Die Verantwortung der Regierung ist es, dieses Geschäftsmodell gesund zu halten. Das tun sie mit einer aktiven Diversifizierungspolitik. So ist Luxemburg Europas führendes Finanzzentrum im internationalen Handel der chinesischen Währung Renminbi geworden. Dies resultiert aus einer proaktiven Politik der Regierung, neue Trends zu identifizieren und ihr Potenzial zu nutzen. Auch im Bereich islamische Finanzen hat sich Luxemburg zum größten nicht-muslimischen Zentrum entwickelt. 52 Prozent des weltweiten Vermögens in Mikrofinanz-Fonds werden in Luxemburg verwaltet und seine Börse ist Europas wichtigste Börse für die Notierung von Anleihen.

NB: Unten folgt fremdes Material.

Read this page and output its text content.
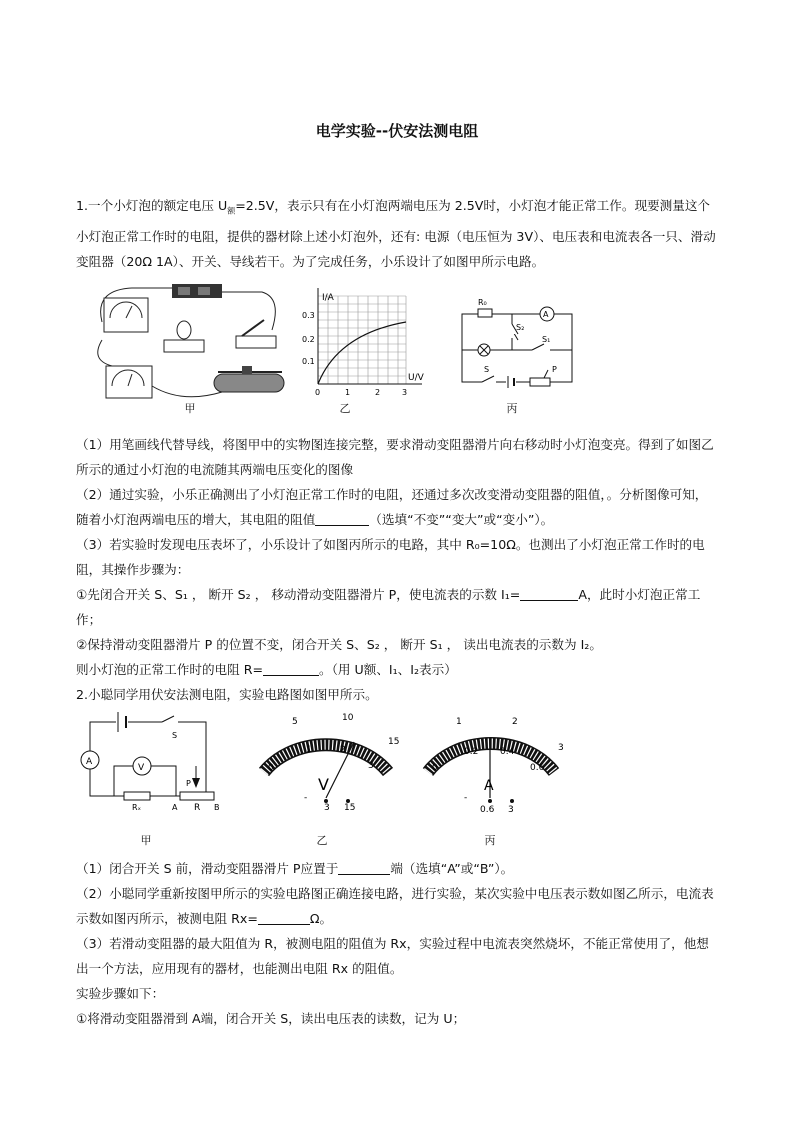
电学实验--伏安法测电阻
1.一个小灯泡的额定电压 $U_额=2.5V$，表示只有在小灯泡两端电压为 2.5V时，小灯泡才能正常工作。现要测量这个小灯泡正常工作时的电阻，提供的器材除上述小灯泡外，还有: 电源（电压恒为 3V）、电压表和电流表各一只、滑动变阻器（20Ω 1A）、开关、导线若干。为了完成任务，小乐设计了如图甲所示电路。
甲
I/A
U/V
0.3
0.2
0.1
0	1	2	3
乙
A
R₀
S₂
S₁
S	P
丙
（1）用笔画线代替导线，将图甲中的实物图连接完整，要求滑动变阻器滑片向右移动时小灯泡变亮。得到了如图乙所示的通过小灯泡的电流随其两端电压变化的图像
（2）通过实验，小乐正确测出了小灯泡正常工作时的电阻，还通过多次改变滑动变阻器的阻值，。分析图像可知，随着小灯泡两端电压的增大，其电阻的阻值	（选填“不变”“变大”或“变小”）。
（3）若实验时发现电压表坏了，小乐设计了如图丙所示的电路，其中 R₀=10Ω。也测出了小灯泡正常工作时的电阻，其操作步骤为：
①先闭合开关 S、S₁ ， 断开 S₂ ， 移动滑动变阻器滑片 P，使电流表的示数 I₁=	A，此时小灯泡正常工作；
②保持滑动变阻器滑片 P 的位置不变，闭合开关 S、S₂ ， 断开 S₁ ， 读出电流表的示数为 I₂。
则小灯泡的正常工作时的电阻 R=	。（用 U额、I₁、I₂表示）
2.小聪同学用伏安法测电阻，实验电路图如图甲所示。
A
V
S
P
Rₓ	A R B
甲
5	10
15
0
1	2
3
V
-
3 15
乙
1	2
3
0
0.2 0.4
0.6
A
-
0.6 3
丙
（1）闭合开关 S 前，滑动变阻器滑片 P应置于	端（选填“A”或“B”）。
（2）小聪同学重新按图甲所示的实验电路图正确连接电路，进行实验，某次实验中电压表示数如图乙所示，电流表示数如图丙所示，被测电阻 Rx=	Ω。
（3）若滑动变阻器的最大阻值为 R，被测电阻的阻值为 Rx，实验过程中电流表突然烧坏，不能正常使用了，他想出一个方法，应用现有的器材，也能测出电阻 Rx 的阻值。
实验步骤如下：
①将滑动变阻器滑到 A端，闭合开关 S，读出电压表的读数，记为 U；
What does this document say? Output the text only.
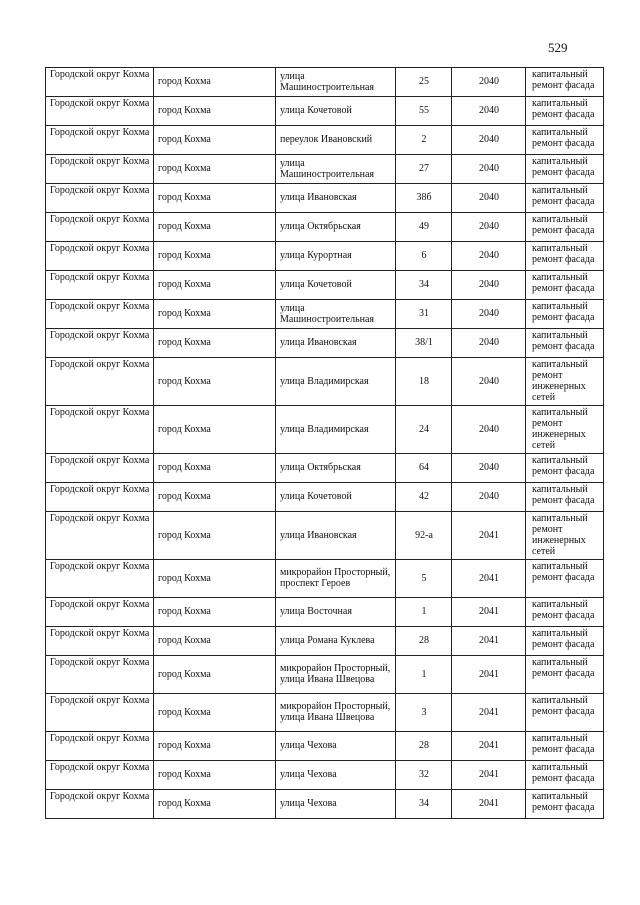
529
Городской округ Кохма	город Кохма	улица Машиностроительная	25	2040	капитальный ремонт фасада
Городской округ Кохма	город Кохма	улица Кочетовой	55	2040	капитальный ремонт фасада
Городской округ Кохма	город Кохма	переулок Ивановский	2	2040	капитальный ремонт фасада
Городской округ Кохма	город Кохма	улица Машиностроительная	27	2040	капитальный ремонт фасада
Городской округ Кохма	город Кохма	улица Ивановская	38б	2040	капитальный ремонт фасада
Городской округ Кохма	город Кохма	улица Октябрьская	49	2040	капитальный ремонт фасада
Городской округ Кохма	город Кохма	улица Курортная	6	2040	капитальный ремонт фасада
Городской округ Кохма	город Кохма	улица Кочетовой	34	2040	капитальный ремонт фасада
Городской округ Кохма	город Кохма	улица Машиностроительная	31	2040	капитальный ремонт фасада
Городской округ Кохма	город Кохма	улица Ивановская	38/1	2040	капитальный ремонт фасада
Городской округ Кохма	город Кохма	улица Владимирская	18	2040	капитальный ремонт инженерных сетей
Городской округ Кохма	город Кохма	улица Владимирская	24	2040	капитальный ремонт инженерных сетей
Городской округ Кохма	город Кохма	улица Октябрьская	64	2040	капитальный ремонт фасада
Городской округ Кохма	город Кохма	улица Кочетовой	42	2040	капитальный ремонт фасада
Городской округ Кохма	город Кохма	улица Ивановская	92-а	2041	капитальный ремонт инженерных сетей
Городской округ Кохма	город Кохма	микрорайон Просторный, проспект Героев	5	2041	капитальный ремонт фасада
Городской округ Кохма	город Кохма	улица Восточная	1	2041	капитальный ремонт фасада
Городской округ Кохма	город Кохма	улица Романа Куклева	28	2041	капитальный ремонт фасада
Городской округ Кохма	город Кохма	микрорайон Просторный, улица Ивана Швецова	1	2041	капитальный ремонт фасада
Городской округ Кохма	город Кохма	микрорайон Просторный, улица Ивана Швецова	3	2041	капитальный ремонт фасада
Городской округ Кохма	город Кохма	улица Чехова	28	2041	капитальный ремонт фасада
Городской округ Кохма	город Кохма	улица Чехова	32	2041	капитальный ремонт фасада
Городской округ Кохма	город Кохма	улица Чехова	34	2041	капитальный ремонт фасада
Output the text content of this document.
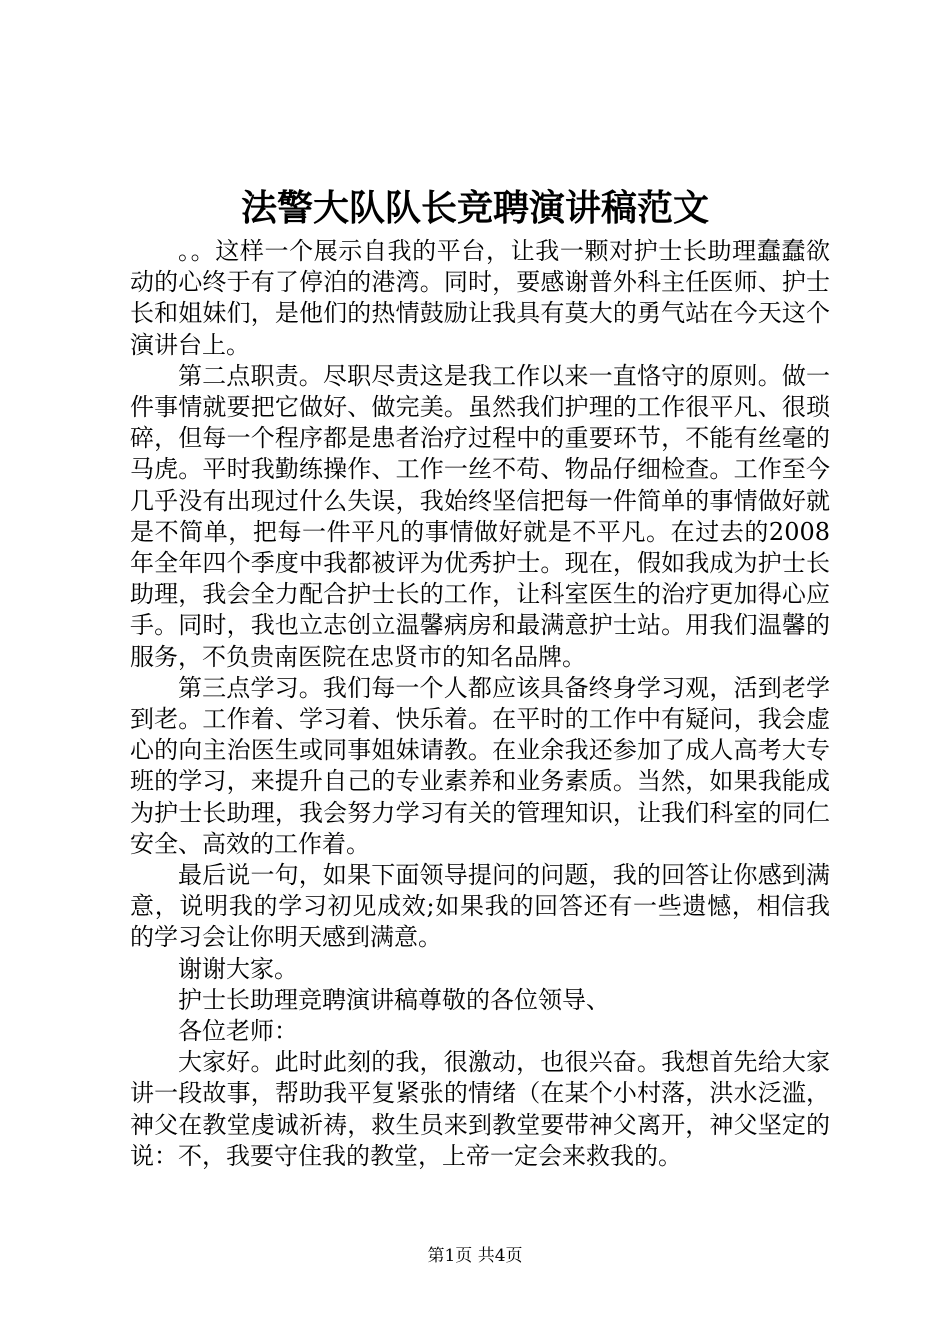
法警大队队长竞聘演讲稿范文

。。这样一个展示自我的平台，让我一颗对护士长助理蠢蠢欲动的心终于有了停泊的港湾。同时，要感谢普外科主任医师、护士长和姐妹们，是他们的热情鼓励让我具有莫大的勇气站在今天这个演讲台上。

第二点职责。尽职尽责这是我工作以来一直恪守的原则。做一件事情就要把它做好、做完美。虽然我们护理的工作很平凡、很琐碎，但每一个程序都是患者治疗过程中的重要环节，不能有丝毫的马虎。平时我勤练操作、工作一丝不苟、物品仔细检查。工作至今几乎没有出现过什么失误，我始终坚信把每一件简单的事情做好就是不简单，把每一件平凡的事情做好就是不平凡。在过去的2008年全年四个季度中我都被评为优秀护士。现在，假如我成为护士长助理，我会全力配合护士长的工作，让科室医生的治疗更加得心应手。同时，我也立志创立温馨病房和最满意护士站。用我们温馨的服务，不负贵南医院在忠贤市的知名品牌。

第三点学习。我们每一个人都应该具备终身学习观，活到老学到老。工作着、学习着、快乐着。在平时的工作中有疑问，我会虚心的向主治医生或同事姐妹请教。在业余我还参加了成人高考大专班的学习，来提升自己的专业素养和业务素质。当然，如果我能成为护士长助理，我会努力学习有关的管理知识，让我们科室的同仁安全、高效的工作着。

最后说一句，如果下面领导提问的问题，我的回答让你感到满意，说明我的学习初见成效;如果我的回答还有一些遗憾，相信我的学习会让你明天感到满意。

谢谢大家。

护士长助理竞聘演讲稿尊敬的各位领导、

各位老师：

大家好。此时此刻的我，很激动，也很兴奋。我想首先给大家讲一段故事，帮助我平复紧张的情绪（在某个小村落，洪水泛滥，神父在教堂虔诚祈祷，救生员来到教堂要带神父离开，神父坚定的说：不，我要守住我的教堂，上帝一定会来救我的。

第1页 共4页
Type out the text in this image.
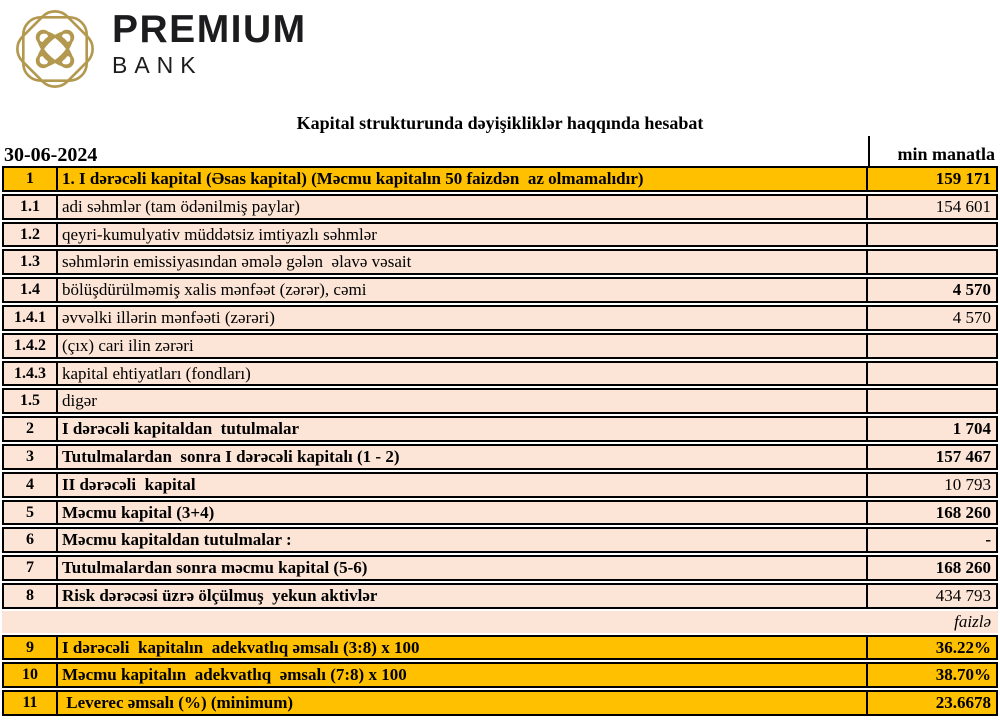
PREMIUM
BANK
Kapital strukturunda dəyişikliklər haqqında hesabat
30-06-2024	min manatla
1	1. I dərəcəli kapital (Əsas kapital) (Məcmu kapitalın 50 faizdən  az olmamalıdır)	159 171
1.1	adi səhmlər (tam ödənilmiş paylar)	154 601
1.2	qeyri-kumulyativ müddətsiz imtiyazlı səhmlər	
1.3	səhmlərin emissiyasından əmələ gələn  əlavə vəsait	
1.4	bölüşdürülməmiş xalis mənfəət (zərər), cəmi	4 570
1.4.1	əvvəlki illərin mənfəəti (zərəri)	4 570
1.4.2	(çıx) cari ilin zərəri	
1.4.3	kapital ehtiyatları (fondları)	
1.5	digər	
2	I dərəcəli kapitaldan  tutulmalar	1 704
3	Tutulmalardan  sonra I dərəcəli kapitalı (1 - 2)	157 467
4	II dərəcəli  kapital	10 793
5	Məcmu kapital (3+4)	168 260
6	Məcmu kapitaldan tutulmalar :	-
7	Tutulmalardan sonra məcmu kapital (5-6)	168 260
8	Risk dərəcəsi üzrə ölçülmuş  yekun aktivlər	434 793
faizlə		
9	I dərəcəli  kapitalın  adekvatlıq əmsalı (3:8) x 100	36.22%
10	Məcmu kapitalın  adekvatlıq  əmsalı (7:8) x 100	38.70%
11	Leverec əmsalı (%) (minimum)	23.6678
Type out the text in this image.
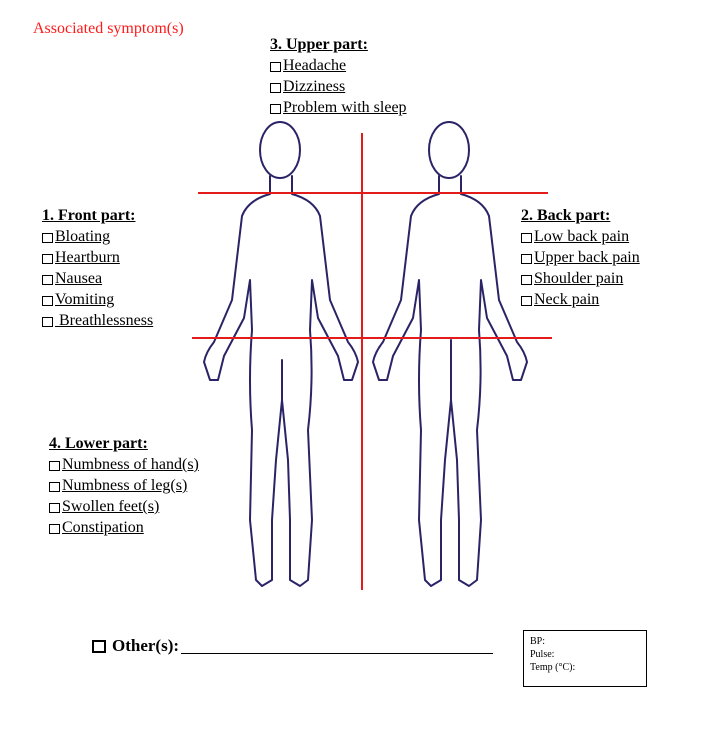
Associated symptom(s)
3. Upper part:
Headache
Dizziness
Problem with sleep
1. Front part:
Bloating
Heartburn
Nausea
Vomiting
Breathlessness
2. Back part:
Low back pain
Upper back pain
Shoulder pain
Neck pain
4. Lower part:
Numbness of hand(s)
Numbness of leg(s)
Swollen feet(s)
Constipation
Other(s):	BP:
Pulse:
Temp (°C):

Doch sind Produkte aus Luxemburg nicht immer so abstrakt wie ein Investmentfonds oder eine Dim Sum Anleihe. Wenn man irgendwo auf der Welt einen Kugelschreiber in die Hand nimmt, beträgt die Chance, dass die kleine Hartmetallkugel, welche das Auslaufen der Farbe verhindert, aus Luxemburg kommt, ganze 25 Prozent. So wurden auch die Glasfenster des Burj Khalifa in Dubai hergestellt, genau wie das Stahlgerüst des One World Trade Centers in New York. Auch der Weltmarktführer für die elektronischen Sicherheitssysteme, welche das Auslösen von Airbags garantieren, sitzt in Luxemburg. Eine der größten Cargo-Fluggesellschaften der Welt operiert aus Luxemburg heraus, genau wie das weltweit größte Satellitenunternehmen.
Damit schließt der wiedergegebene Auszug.